Chapter 5 Analysis of imputed data

You must use a computer to do data science; you cannot do it in your head, or with pencil and paper.

— Hadley Wickham

Creating plausible imputations is the most challenging activity in multiple imputation. Once we have the multiply imputed data, we can estimate the parameters of scientific interest from each of the \(m\) imputed datasets, but now without the need to deal with the missing data, as all data are now complete. These repeated analyses produce \(m\) results.
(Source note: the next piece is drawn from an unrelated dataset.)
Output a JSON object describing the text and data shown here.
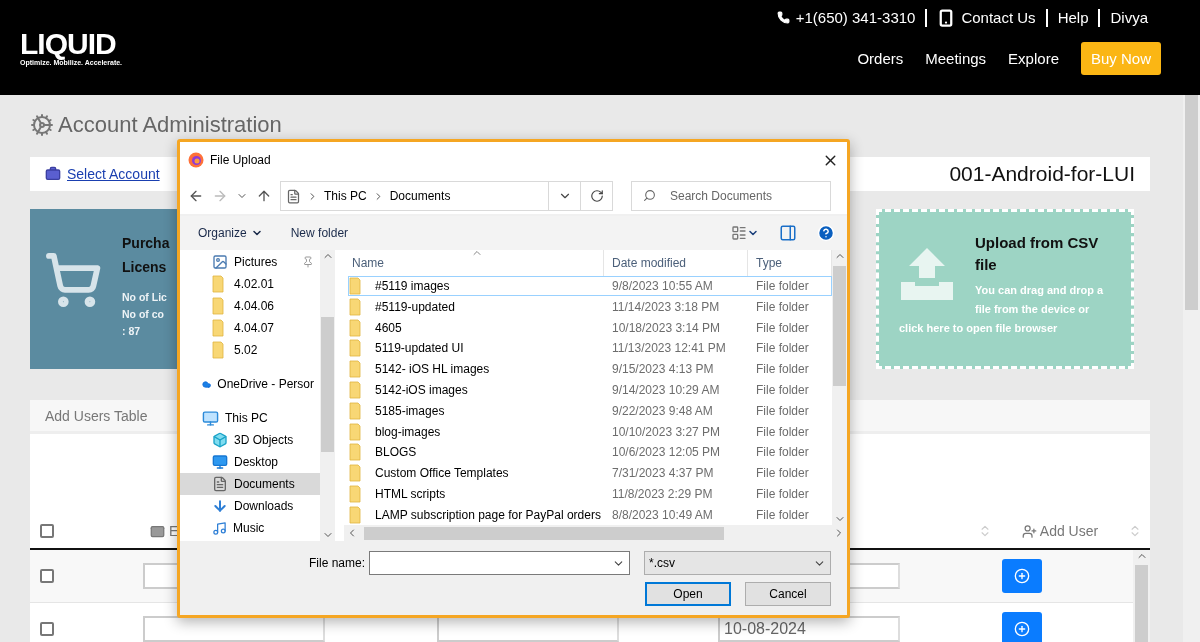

The \(m\) results will feed into step 3 (pooling the results). The pooling step to derive the final statistical inferences is relatively straightforward, but its application in practice is not entirely free of problems. First of all, the complete-data analyses are nontrivial. Historically, the imputation literature (including the first edition of this book) has concentrated on step 1 (creating the imputations) and on step 3 (pooling the results), and has worked from the notion that step 2 (estimating the parameters) is well-specified and easy to execute once the data are complete. In practice step 2 can be quite involved. The step often includes model searching, optimization, validation, prediction, assessment of the quality of model fit, in fact, step 2 may embrace almost any aspect of machine learning and data science. All the analyses need to be repeated for each of the \(m\) datasets, which may put a considerable burden on the data analyst.

Fortunately, thanks to tremendous advances in recent computational technology, the use of modern data science techniques in step 2 is now becoming feasible. This chapter focuses on step 2. The next chapter addresses issues related to step 3.